Conference brings together immigrants and Indigenous people

Delegates to a Saskatoon reconciliation conference say they came away from it feeling good about a topic that can often seem hopeless.

Saskatoon reconciliation event includes leaders from more than 50 organizations

The Open Door Society's Mohammad Abushar says Indigenous people and newcomers are eager to learn about each other's cultures. (Jason Warick)

Reconciliation isn't just about the relationship between Indigenous people and those of European descent. Immigrants and refugees need to be involved as well, said the Open Door Society's Mohammad Abushar.

Abushar spoke at the Wicihitowin conference on reconciliation in Saskatoon Thursday. The session brought together newcomers and Indigenous people.

He said newcomers want to learn as much as they can about Indigenous culture, and the feeling is mutual.

"Indigenous people love to learn about other cultures because we live together and we have to come together. If you want to live together, you need to understand the other people's culture," Abushar said.
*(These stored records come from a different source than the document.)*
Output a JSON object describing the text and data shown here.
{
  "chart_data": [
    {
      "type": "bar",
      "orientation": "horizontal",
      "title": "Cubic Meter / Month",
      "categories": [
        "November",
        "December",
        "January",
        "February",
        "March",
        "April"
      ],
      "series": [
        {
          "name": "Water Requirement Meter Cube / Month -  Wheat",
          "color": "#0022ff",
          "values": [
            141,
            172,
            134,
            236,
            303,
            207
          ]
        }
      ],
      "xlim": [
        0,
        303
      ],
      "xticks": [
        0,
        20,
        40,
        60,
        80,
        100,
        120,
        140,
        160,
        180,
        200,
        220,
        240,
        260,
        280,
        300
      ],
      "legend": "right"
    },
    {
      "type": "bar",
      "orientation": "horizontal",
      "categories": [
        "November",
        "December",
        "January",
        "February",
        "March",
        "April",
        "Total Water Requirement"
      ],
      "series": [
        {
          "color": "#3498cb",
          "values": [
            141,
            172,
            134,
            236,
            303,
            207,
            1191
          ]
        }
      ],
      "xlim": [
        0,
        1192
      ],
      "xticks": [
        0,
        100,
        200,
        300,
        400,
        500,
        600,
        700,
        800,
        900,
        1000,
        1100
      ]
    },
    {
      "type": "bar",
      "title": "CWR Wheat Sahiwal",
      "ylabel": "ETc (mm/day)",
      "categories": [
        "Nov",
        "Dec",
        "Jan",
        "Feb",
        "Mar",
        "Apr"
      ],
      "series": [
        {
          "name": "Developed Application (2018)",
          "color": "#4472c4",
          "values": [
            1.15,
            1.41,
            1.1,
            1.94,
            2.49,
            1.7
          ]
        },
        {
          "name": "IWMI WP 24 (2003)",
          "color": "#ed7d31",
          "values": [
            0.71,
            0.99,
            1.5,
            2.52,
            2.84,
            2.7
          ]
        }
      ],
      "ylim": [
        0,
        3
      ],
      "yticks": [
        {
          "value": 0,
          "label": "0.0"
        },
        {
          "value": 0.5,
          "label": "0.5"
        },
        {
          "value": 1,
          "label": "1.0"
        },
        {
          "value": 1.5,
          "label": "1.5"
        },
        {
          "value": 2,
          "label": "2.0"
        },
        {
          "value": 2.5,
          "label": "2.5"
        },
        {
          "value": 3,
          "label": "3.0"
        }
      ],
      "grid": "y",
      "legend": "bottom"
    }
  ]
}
Graeme Joseph of the University of Saskatchewan says this week's Wicihitowin conference in Saskatoon reminded everyone that there are a lot of positive things happening on the issue of reconciliation. (Jason Warick)

Many of the 500 delegates said the conference made them feel good about a topic that can often seem hopeless. The University of Saskatchewan's Graeme Joseph was one of them.

Joseph was also part of the newcomer-Indigenous session. He said there's also a lot of good reconciliation work being done at the U of S but the task can often seem overwhelming.

"So I think everything you see going on in the world, sometimes it's quite negative. You come to these types of events and you see everybody coming here with a positive attitude, one that wants to bring people together. It's very hopeful," Joseph said.

The conference ran Wednesday and Thursday at TCU Place. Speakers included residential school survivor Eugene Arcand and the head of the National Centre for Truth and Reconciliation, Ry Moran.